A deux semaines de la présentation de sa réforme des retraites, le gouvernement montre sa détermination devant l’allongement de la durée du travail.
Le Premier ministre offre même une alternative aux français : baisser les pensions ou cotiser plus longtemps. Après avoir baissé de 65 ans à 63 ans en 1983, l’âge légal devrait remonter progressivement dans des proportions non encore arrêtées ( le buzz est lancé autour de 62, 63 ans, le Medef s’affiche à 65 ans, la CGPME à 63 ans, les syndicats font pression pour laisser les choses en l’état) . Dans la même perspective, devrait se définir également le seuil permettant d’appliquer une retraite à taux plein de la retraite de base. Seuil actuellement de 65 ans.
Autre paramètre en cours d’évolution, la durée de cotisation. Depuis la réforme Fillon de 2003, la perspective inscrite est de 41 ans en 2012. Le buzz a lancé une perspective de 42 ans et pourquoi pas 42 ans et un trimestre d’ici 2030.
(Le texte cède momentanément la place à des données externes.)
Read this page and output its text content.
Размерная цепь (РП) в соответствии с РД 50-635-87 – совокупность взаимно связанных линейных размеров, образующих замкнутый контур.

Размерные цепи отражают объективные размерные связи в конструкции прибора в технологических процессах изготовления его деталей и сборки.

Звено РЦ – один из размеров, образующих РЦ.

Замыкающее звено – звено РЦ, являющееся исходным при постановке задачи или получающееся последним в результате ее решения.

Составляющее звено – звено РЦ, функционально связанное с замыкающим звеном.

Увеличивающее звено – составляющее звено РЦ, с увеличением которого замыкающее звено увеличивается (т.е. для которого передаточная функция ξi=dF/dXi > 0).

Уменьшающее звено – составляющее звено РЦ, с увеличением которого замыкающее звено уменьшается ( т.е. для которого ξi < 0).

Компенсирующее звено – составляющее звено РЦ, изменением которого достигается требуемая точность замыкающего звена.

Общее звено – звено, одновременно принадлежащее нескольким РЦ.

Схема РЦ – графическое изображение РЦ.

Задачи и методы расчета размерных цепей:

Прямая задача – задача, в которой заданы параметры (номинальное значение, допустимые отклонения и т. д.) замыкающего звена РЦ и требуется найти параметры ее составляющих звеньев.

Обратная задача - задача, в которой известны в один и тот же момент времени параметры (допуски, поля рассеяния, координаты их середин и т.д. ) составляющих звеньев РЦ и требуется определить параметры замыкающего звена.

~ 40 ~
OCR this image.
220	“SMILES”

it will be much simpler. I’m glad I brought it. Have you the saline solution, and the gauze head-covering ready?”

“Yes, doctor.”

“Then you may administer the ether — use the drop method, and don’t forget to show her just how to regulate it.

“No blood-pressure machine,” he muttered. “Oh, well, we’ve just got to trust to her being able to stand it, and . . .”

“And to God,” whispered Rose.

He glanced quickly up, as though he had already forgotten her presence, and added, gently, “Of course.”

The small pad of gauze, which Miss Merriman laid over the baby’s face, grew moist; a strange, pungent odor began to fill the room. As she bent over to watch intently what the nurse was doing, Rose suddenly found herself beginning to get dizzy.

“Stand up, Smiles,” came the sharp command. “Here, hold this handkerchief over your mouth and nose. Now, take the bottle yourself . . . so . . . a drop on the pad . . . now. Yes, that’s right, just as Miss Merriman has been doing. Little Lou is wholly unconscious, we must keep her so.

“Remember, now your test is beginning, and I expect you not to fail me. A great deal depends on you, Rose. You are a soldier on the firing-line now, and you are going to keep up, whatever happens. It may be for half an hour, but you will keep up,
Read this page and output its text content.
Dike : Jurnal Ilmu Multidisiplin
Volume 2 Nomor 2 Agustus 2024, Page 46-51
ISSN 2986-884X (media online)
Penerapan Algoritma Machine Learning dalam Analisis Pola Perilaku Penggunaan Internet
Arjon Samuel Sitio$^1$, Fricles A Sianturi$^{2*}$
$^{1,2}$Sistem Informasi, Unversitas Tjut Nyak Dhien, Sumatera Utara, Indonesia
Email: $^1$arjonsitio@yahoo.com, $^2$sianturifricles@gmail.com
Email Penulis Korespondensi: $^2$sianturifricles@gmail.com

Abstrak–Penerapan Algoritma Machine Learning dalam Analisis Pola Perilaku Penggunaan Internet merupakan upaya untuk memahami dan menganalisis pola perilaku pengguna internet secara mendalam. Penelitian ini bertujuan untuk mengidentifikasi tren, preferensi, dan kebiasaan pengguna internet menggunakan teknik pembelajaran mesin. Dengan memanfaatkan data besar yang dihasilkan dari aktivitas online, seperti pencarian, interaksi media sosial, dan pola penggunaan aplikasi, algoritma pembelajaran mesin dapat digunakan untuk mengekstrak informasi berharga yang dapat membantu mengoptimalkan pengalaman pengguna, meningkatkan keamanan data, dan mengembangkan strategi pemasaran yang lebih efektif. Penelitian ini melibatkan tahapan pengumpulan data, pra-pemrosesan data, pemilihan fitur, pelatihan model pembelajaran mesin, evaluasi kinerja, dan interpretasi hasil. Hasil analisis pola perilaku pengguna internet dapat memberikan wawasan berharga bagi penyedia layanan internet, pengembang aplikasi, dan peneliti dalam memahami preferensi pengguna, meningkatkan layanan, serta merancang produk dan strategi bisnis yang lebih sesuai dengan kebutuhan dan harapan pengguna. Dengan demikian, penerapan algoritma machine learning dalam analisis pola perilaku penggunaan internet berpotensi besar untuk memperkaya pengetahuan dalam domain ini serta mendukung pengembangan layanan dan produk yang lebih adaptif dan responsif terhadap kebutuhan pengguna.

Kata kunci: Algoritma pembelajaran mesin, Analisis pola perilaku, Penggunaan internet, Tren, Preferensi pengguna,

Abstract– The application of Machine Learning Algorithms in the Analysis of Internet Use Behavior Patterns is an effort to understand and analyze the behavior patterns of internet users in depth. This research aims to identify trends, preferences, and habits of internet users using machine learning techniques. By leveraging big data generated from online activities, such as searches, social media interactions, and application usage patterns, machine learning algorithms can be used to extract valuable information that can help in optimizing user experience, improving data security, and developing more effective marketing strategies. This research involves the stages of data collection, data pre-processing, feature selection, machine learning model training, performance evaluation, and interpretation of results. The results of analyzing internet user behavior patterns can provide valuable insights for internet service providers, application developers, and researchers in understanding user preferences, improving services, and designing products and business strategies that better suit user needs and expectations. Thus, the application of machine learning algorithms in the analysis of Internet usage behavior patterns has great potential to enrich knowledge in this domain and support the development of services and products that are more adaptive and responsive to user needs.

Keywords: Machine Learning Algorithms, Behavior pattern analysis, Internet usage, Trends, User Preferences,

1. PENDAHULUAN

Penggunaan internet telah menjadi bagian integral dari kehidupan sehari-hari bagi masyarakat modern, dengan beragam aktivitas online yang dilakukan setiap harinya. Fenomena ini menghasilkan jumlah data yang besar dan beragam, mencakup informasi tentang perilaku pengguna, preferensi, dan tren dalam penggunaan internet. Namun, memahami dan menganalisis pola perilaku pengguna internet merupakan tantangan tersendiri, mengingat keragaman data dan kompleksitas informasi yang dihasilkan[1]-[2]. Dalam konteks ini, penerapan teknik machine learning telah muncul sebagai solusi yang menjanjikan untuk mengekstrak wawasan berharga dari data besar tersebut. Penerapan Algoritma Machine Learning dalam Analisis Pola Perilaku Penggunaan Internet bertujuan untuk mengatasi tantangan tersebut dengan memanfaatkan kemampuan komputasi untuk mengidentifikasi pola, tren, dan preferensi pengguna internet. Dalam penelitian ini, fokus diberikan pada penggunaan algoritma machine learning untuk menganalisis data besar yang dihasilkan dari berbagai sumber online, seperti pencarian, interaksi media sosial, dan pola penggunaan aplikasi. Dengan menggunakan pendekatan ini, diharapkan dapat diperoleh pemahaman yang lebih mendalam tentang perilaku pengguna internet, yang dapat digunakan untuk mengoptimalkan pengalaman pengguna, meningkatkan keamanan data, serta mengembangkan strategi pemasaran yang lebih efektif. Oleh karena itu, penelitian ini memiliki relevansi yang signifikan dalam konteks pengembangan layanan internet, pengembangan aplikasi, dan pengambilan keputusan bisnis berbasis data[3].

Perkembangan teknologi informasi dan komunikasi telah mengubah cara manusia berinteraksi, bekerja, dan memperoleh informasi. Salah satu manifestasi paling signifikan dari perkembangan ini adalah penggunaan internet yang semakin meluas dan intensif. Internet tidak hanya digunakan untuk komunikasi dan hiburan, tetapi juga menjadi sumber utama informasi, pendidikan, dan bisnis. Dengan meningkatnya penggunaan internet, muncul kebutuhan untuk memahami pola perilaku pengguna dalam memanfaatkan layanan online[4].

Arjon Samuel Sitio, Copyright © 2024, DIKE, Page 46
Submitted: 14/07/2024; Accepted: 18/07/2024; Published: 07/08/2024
Alors que le déficit de la retraite était évalué à 10 milliards en 2008, le COR (Conseil d’orientation des retraites) nous prédit 40 milliards d’euros de déficit en 2015, si la règlementation n’évolue pas. Une alerte qui permet quelques scénarios du futur : une hausse d’un trimestre par an de l’âge légal jusqu’à 63 ans, associée à celle de l’âge du taux plein à 68 ans, améliorerait les comptes de la Caisse nationale d’assurance vieillesse (Cnav) de 17 milliards d’euros en 2030 (50% du besoin de financement). Au terme de 2050, la CNAV n’améliorerait sa situation que de 18 milliards d’euros. Si l’on ajoutait un critère de hausse de la durée de la cotisation pour une retraite complète à 43,5 ans en 2050, le solde serait amélioré de 23 milliards en 2050 (36% du besoin de financement de la Cnav).
Ces projections ont amené le gouvernement à l’idée d’une contribution supplémentaire de solidarité sur les hauts revenus et les revenus du capital (hors bouclier fiscal).
Le ministre du Travail prévoit de révéler les axes de la réforme vers le 20 juin et de présenter un projet de loi mi-juillet au conseil des ministres pour un examen en septembre au Parlement.